根管の隙間の洗浄  ~器具が届かない場所~

今回は根管洗浄を更に深堀した部分について書いていきたいと思います。
 
根管洗浄とは化学的清掃とも呼ばれ、切削器具を用いた機械的清掃だけでは除去しきれない細菌や感染歯質の除去を目的として行われます。
歯根の中にある根管が感染することで根の先に膿が溜まります。根管治療の目的の一つはその部分の感染の除去です。
根管は根の先まで一直線に通っているイメージがありますが、実際は歯根の中を複雑に走行しています。
歯根の中で複雑に走行している根管系を完璧に清掃することは不可能ですので、除去しきれない部分に関しては根管充填によって封じ込めを行い感染の拡がりを防ぎます。
この除去しきれない感染部分をより少なくすることで治癒の可能性が高まります。
除去しきれない部分の一つとして根管と根管の間を繋いでいる部分がよく挙げられます。
それは特に奥歯に多く見られ、大臼歯2本で85%程度存在するという報告があり、それが存在する部分は根の先から3-6mmが最も頻繁に認められると報告しています。
根の先に行けば行くほどマイクロスコープを使用していたとしても見えない部分が出てきます。
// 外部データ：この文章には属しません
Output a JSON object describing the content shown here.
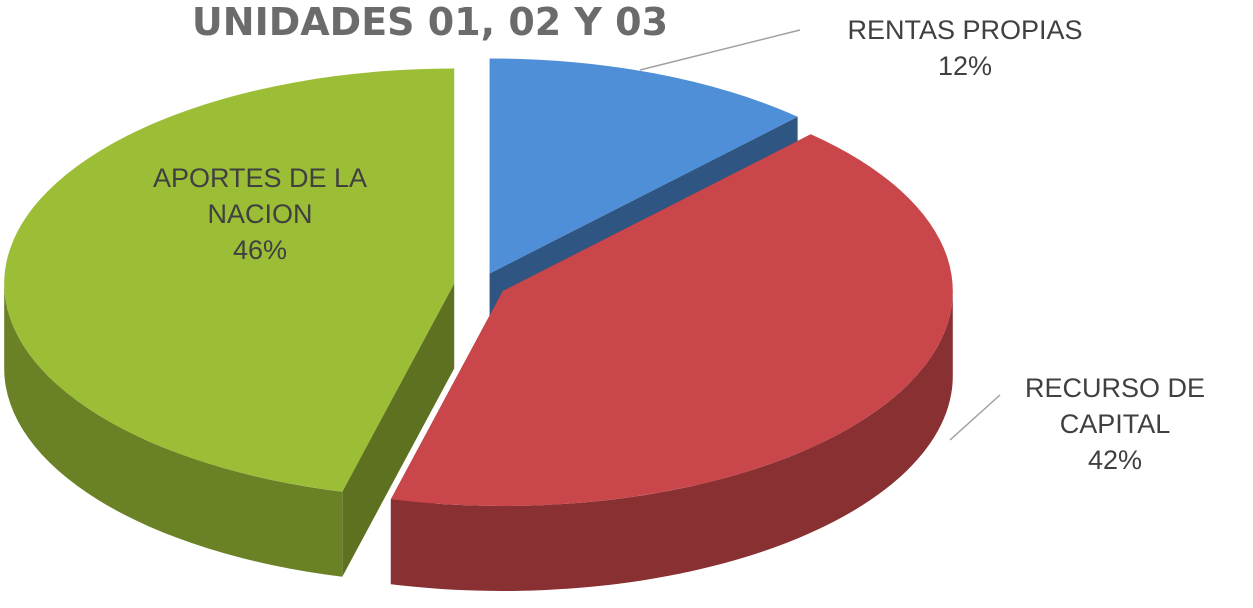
{
  "chart_data": {
    "type": "pie",
    "title": "UNIDADES 01, 02 Y 03",
    "categories": [
      "RENTAS PROPIAS",
      "RECURSO DE CAPITAL",
      "APORTES DE LA NACION"
    ],
    "values": [
      12,
      42,
      46
    ],
    "value_labels": [
      "12%",
      "42%",
      "46%"
    ],
    "colors": [
      "#4f8fd8",
      "#c9464b",
      "#9cbd36"
    ]
  }
}
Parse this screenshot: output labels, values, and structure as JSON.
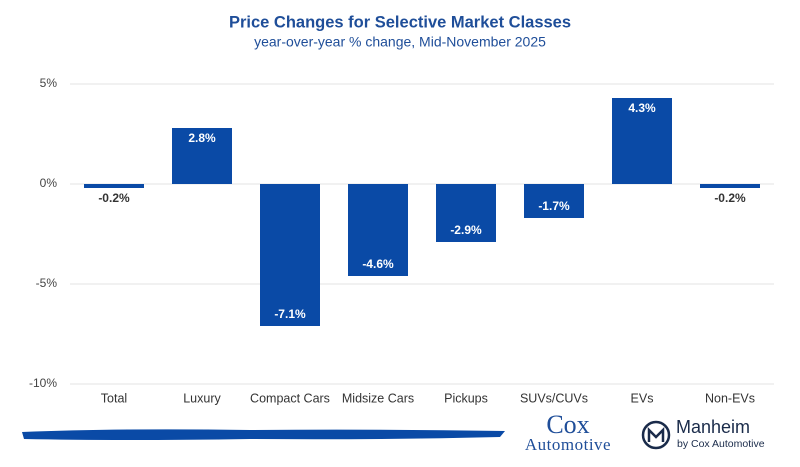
{
  "chart_data": {
    "type": "bar",
    "title": "Price Changes for Selective Market Classes",
    "subtitle": "year-over-year % change, Mid-November 2025",
    "categories": [
      "Total",
      "Luxury",
      "Compact Cars",
      "Midsize Cars",
      "Pickups",
      "SUVs/CUVs",
      "EVs",
      "Non-EVs"
    ],
    "values": [
      -0.2,
      2.8,
      -7.1,
      -4.6,
      -2.9,
      -1.7,
      4.3,
      -0.2
    ],
    "value_labels": [
      "-0.2%",
      "2.8%",
      "-7.1%",
      "-4.6%",
      "-2.9%",
      "-1.7%",
      "4.3%",
      "-0.2%"
    ],
    "color": "#0a4aa6",
    "ylim": [
      -10,
      5
    ],
    "yticks": [
      {
        "value": 5,
        "label": "5%"
      },
      {
        "value": 0,
        "label": "0%"
      },
      {
        "value": -5,
        "label": "-5%"
      },
      {
        "value": -10,
        "label": "-10%"
      }
    ],
    "grid": true
  },
  "footer": {
    "cox_logo_top": "Cox",
    "cox_logo_bottom": "Automotive",
    "manheim_logo": "Manheim",
    "manheim_sub": "by Cox Automotive"
  }
}
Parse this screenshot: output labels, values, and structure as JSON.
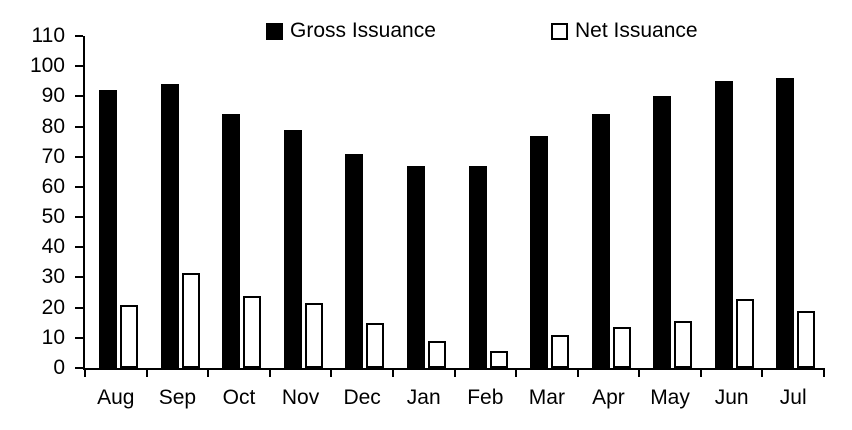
{
  "chart_data": {
    "type": "bar",
    "title": "",
    "xlabel": "",
    "ylabel": "",
    "categories": [
      "Aug",
      "Sep",
      "Oct",
      "Nov",
      "Dec",
      "Jan",
      "Feb",
      "Mar",
      "Apr",
      "May",
      "Jun",
      "Jul"
    ],
    "series": [
      {
        "name": "Gross Issuance",
        "fill": "#000000",
        "border": "#000000",
        "values": [
          92,
          94,
          84,
          79,
          71,
          67,
          67,
          77,
          84,
          90,
          95,
          96
        ]
      },
      {
        "name": "Net Issuance",
        "fill": "#ffffff",
        "border": "#000000",
        "values": [
          21,
          31.5,
          24,
          21.5,
          15,
          9,
          5.5,
          11,
          13.5,
          15.5,
          23,
          19
        ]
      }
    ],
    "ylim": [
      0,
      110
    ],
    "ytick_step": 10,
    "yticks": [
      0,
      10,
      20,
      30,
      40,
      50,
      60,
      70,
      80,
      90,
      100,
      110
    ],
    "grid": false,
    "legend_position": "top"
  },
  "colors": {
    "axis": "#000000",
    "text": "#000000",
    "background": "#ffffff"
  }
}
その見えない部分にこのような隙間は存在します。
なので、全ての根管にこのような隙間が存在することを前提として根管洗浄を行うことが重要となります。
 
従来の根管洗浄の方法は、洗浄針がついたシリンジを用いた洗浄方法です。最近ではこのシリンジ洗浄に加えて様々な方法を用いてプラスで根管洗浄を行います。
根管洗浄の肝は洗浄液をどこまで根管系に行き届けられるかにかかっています。
ある報告ではシリンジ洗浄だけでは根尖1/3の洗浄は不十分と報告しています。その為、洗浄液をより根尖付近まで、より根管と根管との間に浸透させることを目的として補助的な機器がしばしば用いられます。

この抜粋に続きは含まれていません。